How do you factor 2x^2 - 3xy - 2y^2?

2 Answers
Oct 13, 2015

Reformulate as a quadratic in a single variable, use the quadratic formula, then reformulate back to find:

2x^2-3xy-2y^2 = (2x+y)(x-2y)

Explanation:

If you divide the quadratic through by y^2, then you get:

(2x^2)/y^2-(3xy)/y^2-(2y^2)/y^2 = 2(x/y)^2-3(x/y)-2

Let t = x/y and f(t) = 2t^2-3t-2

To factor f(t), find roots of f(t) = 0 using the quadratic formula.

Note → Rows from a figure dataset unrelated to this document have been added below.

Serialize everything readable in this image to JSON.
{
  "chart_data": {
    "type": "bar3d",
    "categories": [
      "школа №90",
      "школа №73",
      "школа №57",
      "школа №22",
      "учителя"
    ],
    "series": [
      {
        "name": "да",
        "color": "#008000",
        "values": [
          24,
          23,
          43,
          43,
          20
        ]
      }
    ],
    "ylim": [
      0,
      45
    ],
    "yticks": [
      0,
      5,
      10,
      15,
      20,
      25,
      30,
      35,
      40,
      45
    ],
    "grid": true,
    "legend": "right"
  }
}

f(t) = 2t^2-3t-2 is of the form at^2+bt+c, with a=2, b=-3 and c = -2. So f(t) = 0 has roots given by the quadratic formula:

t = (-b+-sqrt(b^2-4ac))/(2a) = (3+-sqrt((-3)^2-(4xx2xx-2)))/(2xx2)

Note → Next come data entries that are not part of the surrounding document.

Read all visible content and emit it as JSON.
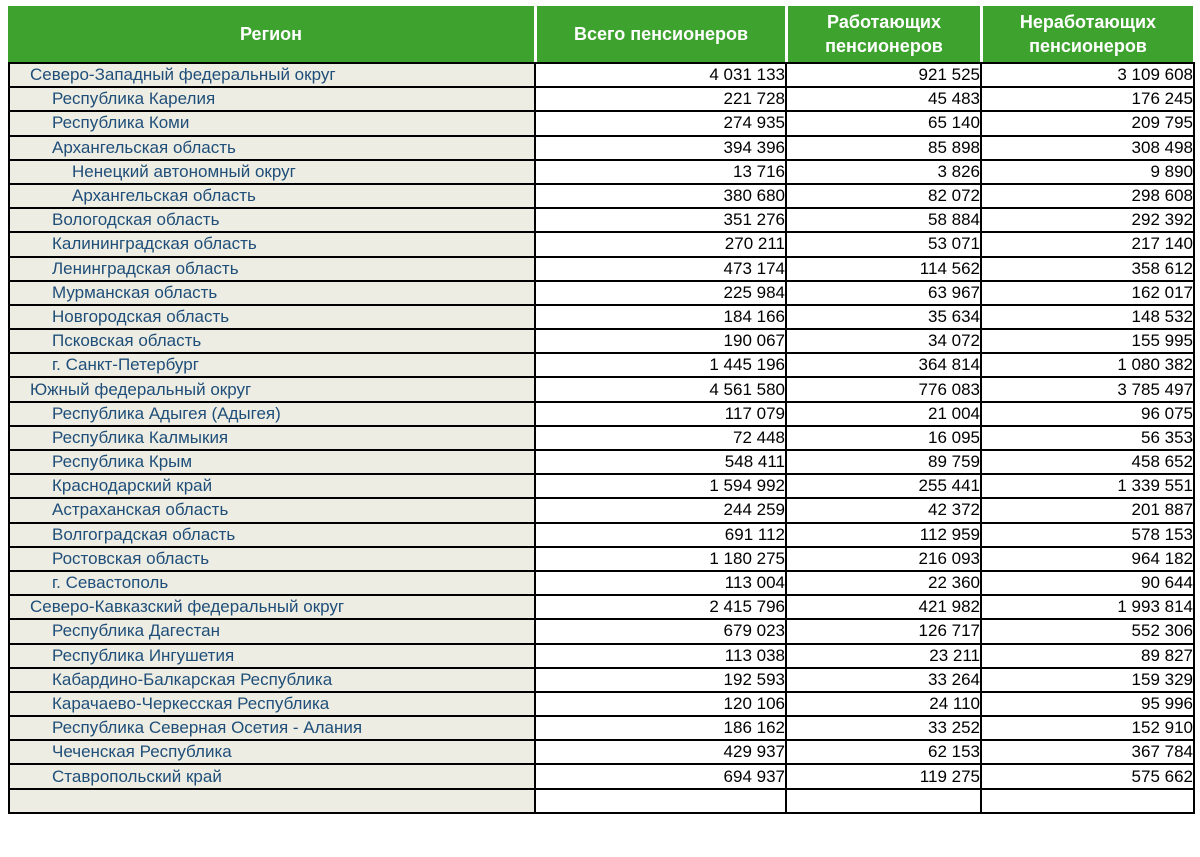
{
  "colors": {
    "header_green": "#3EA32E",
    "region_text_blue": "#1F4E79",
    "region_row_gray": "#EDEDE3",
    "grid_border": "#000000"
  },
  "header": {
    "columns": [
      {
        "label": "Регион"
      },
      {
        "label": "Всего пенсионеров"
      },
      {
        "label": "Работающих пенсионеров"
      },
      {
        "label": "Неработающих пенсионеров"
      }
    ]
  },
  "chart_data": {
    "type": "table",
    "columns": [
      "Регион",
      "Всего пенсионеров",
      "Работающих пенсионеров",
      "Неработающих пенсионеров"
    ],
    "rows": [
      {
        "region": "Северо-Западный федеральный округ",
        "level": 0,
        "total": "4 031 133",
        "working": "921 525",
        "non_working": "3 109 608"
      },
      {
        "region": "Республика Карелия",
        "level": 1,
        "total": "221 728",
        "working": "45 483",
        "non_working": "176 245"
      },
      {
        "region": "Республика Коми",
        "level": 1,
        "total": "274 935",
        "working": "65 140",
        "non_working": "209 795"
      },
      {
        "region": "Архангельская область",
        "level": 1,
        "total": "394 396",
        "working": "85 898",
        "non_working": "308 498"
      },
      {
        "region": "Ненецкий автономный округ",
        "level": 2,
        "total": "13 716",
        "working": "3 826",
        "non_working": "9 890"
      },
      {
        "region": "Архангельская область",
        "level": 2,
        "total": "380 680",
        "working": "82 072",
        "non_working": "298 608"
      },
      {
        "region": "Вологодская область",
        "level": 1,
        "total": "351 276",
        "working": "58 884",
        "non_working": "292 392"
      },
      {
        "region": "Калининградская область",
        "level": 1,
        "total": "270 211",
        "working": "53 071",
        "non_working": "217 140"
      },
      {
        "region": "Ленинградская область",
        "level": 1,
        "total": "473 174",
        "working": "114 562",
        "non_working": "358 612"
      },
      {
        "region": "Мурманская область",
        "level": 1,
        "total": "225 984",
        "working": "63 967",
        "non_working": "162 017"
      },
      {
        "region": "Новгородская область",
        "level": 1,
        "total": "184 166",
        "working": "35 634",
        "non_working": "148 532"
      },
      {
        "region": "Псковская область",
        "level": 1,
        "total": "190 067",
        "working": "34 072",
        "non_working": "155 995"
      },
      {
        "region": "г. Санкт-Петербург",
        "level": 1,
        "total": "1 445 196",
        "working": "364 814",
        "non_working": "1 080 382"
      },
      {
        "region": "Южный федеральный округ",
        "level": 0,
        "total": "4 561 580",
        "working": "776 083",
        "non_working": "3 785 497"
      },
      {
        "region": "Республика Адыгея (Адыгея)",
        "level": 1,
        "total": "117 079",
        "working": "21 004",
        "non_working": "96 075"
      },
      {
        "region": "Республика Калмыкия",
        "level": 1,
        "total": "72 448",
        "working": "16 095",
        "non_working": "56 353"
      },
      {
        "region": "Республика Крым",
        "level": 1,
        "total": "548 411",
        "working": "89 759",
        "non_working": "458 652"
      },
      {
        "region": "Краснодарский край",
        "level": 1,
        "total": "1 594 992",
        "working": "255 441",
        "non_working": "1 339 551"
      },
      {
        "region": "Астраханская область",
        "level": 1,
        "total": "244 259",
        "working": "42 372",
        "non_working": "201 887"
      },
      {
        "region": "Волгоградская область",
        "level": 1,
        "total": "691 112",
        "working": "112 959",
        "non_working": "578 153"
      },
      {
        "region": "Ростовская область",
        "level": 1,
        "total": "1 180 275",
        "working": "216 093",
        "non_working": "964 182"
      },
      {
        "region": "г. Севастополь",
        "level": 1,
        "total": "113 004",
        "working": "22 360",
        "non_working": "90 644"
      },
      {
        "region": "Северо-Кавказский федеральный округ",
        "level": 0,
        "total": "2 415 796",
        "working": "421 982",
        "non_working": "1 993 814"
      },
      {
        "region": "Республика Дагестан",
        "level": 1,
        "total": "679 023",
        "working": "126 717",
        "non_working": "552 306"
      },
      {
        "region": "Республика Ингушетия",
        "level": 1,
        "total": "113 038",
        "working": "23 211",
        "non_working": "89 827"
      },
      {
        "region": "Кабардино-Балкарская Республика",
        "level": 1,
        "total": "192 593",
        "working": "33 264",
        "non_working": "159 329"
      },
      {
        "region": "Карачаево-Черкесская Республика",
        "level": 1,
        "total": "120 106",
        "working": "24 110",
        "non_working": "95 996"
      },
      {
        "region": "Республика Северная Осетия - Алания",
        "level": 1,
        "total": "186 162",
        "working": "33 252",
        "non_working": "152 910"
      },
      {
        "region": "Чеченская Республика",
        "level": 1,
        "total": "429 937",
        "working": "62 153",
        "non_working": "367 784"
      },
      {
        "region": "Ставропольский край",
        "level": 1,
        "total": "694 937",
        "working": "119 275",
        "non_working": "575 662"
      }
    ]
  }
}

=(3+-sqrt(9+16))/4 = (3+-sqrt(25))/4 = (3+-5)/4

That is t = -1/2 or t = 2

So f(t) has factors (2t+1) and (t - 2):

2t^2-3t-2 = (2t+1)(t-2)

Substitute t = x/y to find:

2(x/y)^2-3(x/y)-2 = (2(x/y)+1)((x/y)-2)

Then multiply through by y^2 to get:

2x^2-3xy-2y^2 = (2x+y)(x-2y)

Oct 13, 2015

2x^2 - 3xy - 2y^2 = 2x^2 - 4xy + xy - 2 y^2 = 2x(x - 2y) + y (x - 2y)
= (x - 2y) (2x + y)

Explanation:

Here we write 3xy as -4xy + xy because the product of 2 and -4 the extreme coefficients equals the -4, so that the grouping of terms is made possible.